Monday, February 13, 2006

Listing adjectives and adjectival phrases

Method one

With this first method I take some random words from directed-association results:

Example: officer, instructor, blame

and use the first three letters to trigger adjectives. Thus:

officer = official, off-side
instructor = instrumental, inside, insulting
blame = blameworthy, blatant, black

I can also use the letters to trigger verbs/actions and use them adjectivally:

instructor = insisting, insulting, inspecting

I can also make up new adjectives. So with a random word 'hair' I could create an adjective and a possible meaning:

Hairish = like hair

With a random word 'Constable' I could create:

Constable-ish = in the style of John Constable

Method two

With method two my aim is to go beyond the predictable: I name a specific thing or object before I consider possible adjectives (or phrases) that fit. I do this by using a template:

Name an X thing or object

and choosing a random word for the 'X'.


Name a crying thing = tears

From this I can name possible adjectives and adjectival phrases:

Wet, emotional, moving, from the eyes, onion-consequence.

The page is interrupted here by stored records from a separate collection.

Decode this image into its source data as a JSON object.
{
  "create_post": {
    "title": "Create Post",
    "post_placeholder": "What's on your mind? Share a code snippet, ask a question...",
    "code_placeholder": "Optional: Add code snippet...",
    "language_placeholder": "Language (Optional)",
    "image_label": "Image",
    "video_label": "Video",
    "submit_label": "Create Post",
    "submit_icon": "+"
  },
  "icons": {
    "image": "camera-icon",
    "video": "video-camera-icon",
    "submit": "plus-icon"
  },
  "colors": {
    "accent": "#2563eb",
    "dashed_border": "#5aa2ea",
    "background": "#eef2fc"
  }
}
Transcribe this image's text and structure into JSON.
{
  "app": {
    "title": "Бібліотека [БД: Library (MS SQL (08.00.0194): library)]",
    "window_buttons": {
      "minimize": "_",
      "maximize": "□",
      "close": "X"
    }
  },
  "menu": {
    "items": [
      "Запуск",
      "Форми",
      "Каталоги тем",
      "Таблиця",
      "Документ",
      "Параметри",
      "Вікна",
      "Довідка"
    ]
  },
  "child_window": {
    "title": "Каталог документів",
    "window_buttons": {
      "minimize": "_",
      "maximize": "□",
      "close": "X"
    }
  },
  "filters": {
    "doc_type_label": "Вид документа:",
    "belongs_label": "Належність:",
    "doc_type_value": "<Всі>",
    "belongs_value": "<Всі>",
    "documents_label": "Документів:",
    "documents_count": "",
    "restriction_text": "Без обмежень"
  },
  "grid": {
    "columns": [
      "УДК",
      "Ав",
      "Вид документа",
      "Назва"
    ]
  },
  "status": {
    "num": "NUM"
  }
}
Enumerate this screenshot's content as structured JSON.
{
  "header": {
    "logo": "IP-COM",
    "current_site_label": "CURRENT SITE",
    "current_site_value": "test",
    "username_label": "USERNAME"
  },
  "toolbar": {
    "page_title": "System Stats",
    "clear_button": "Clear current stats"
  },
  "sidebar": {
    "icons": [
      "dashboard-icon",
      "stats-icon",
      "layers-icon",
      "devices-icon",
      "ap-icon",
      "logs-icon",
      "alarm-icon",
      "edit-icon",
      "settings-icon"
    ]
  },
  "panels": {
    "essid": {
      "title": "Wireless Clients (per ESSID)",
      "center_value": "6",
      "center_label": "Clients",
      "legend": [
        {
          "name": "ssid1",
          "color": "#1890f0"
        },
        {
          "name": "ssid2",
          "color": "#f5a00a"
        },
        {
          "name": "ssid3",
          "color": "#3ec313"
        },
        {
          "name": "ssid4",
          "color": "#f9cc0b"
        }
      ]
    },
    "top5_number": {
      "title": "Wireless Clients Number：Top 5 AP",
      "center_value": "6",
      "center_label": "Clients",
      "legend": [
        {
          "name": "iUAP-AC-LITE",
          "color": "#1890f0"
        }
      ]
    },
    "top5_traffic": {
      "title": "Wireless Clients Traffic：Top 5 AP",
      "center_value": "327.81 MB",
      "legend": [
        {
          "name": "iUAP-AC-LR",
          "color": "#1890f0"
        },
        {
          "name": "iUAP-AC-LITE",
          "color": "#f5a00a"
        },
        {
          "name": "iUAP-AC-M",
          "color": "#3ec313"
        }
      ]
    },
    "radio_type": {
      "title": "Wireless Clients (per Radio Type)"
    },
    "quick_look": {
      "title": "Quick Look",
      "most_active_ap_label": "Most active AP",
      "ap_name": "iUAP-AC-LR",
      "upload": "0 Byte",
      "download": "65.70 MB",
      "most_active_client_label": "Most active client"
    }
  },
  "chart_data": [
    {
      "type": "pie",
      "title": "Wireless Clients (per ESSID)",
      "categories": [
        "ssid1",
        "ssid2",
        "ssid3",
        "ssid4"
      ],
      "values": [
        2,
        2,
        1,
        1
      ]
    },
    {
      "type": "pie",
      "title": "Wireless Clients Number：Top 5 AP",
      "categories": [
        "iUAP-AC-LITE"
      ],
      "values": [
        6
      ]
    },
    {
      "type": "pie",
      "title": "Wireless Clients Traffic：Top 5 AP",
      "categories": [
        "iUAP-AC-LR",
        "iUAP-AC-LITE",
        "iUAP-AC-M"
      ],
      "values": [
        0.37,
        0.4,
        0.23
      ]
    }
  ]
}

I can also use the template:

Name an X X thing or object

to set more of a challenge and go beyond the obvious when naming a thing or object.

Setting a quota

With method two I can also set a quota for my adjectival phrase to go beyond the obvious choices.

So if I set a directive: "Name a parliament thing" and I choose "Debate" as an answer I can try to name adjectival phrases of several words:

Debate is: likely to be heated, among opposing sides, likely to make the news if it's deemed newsworthy.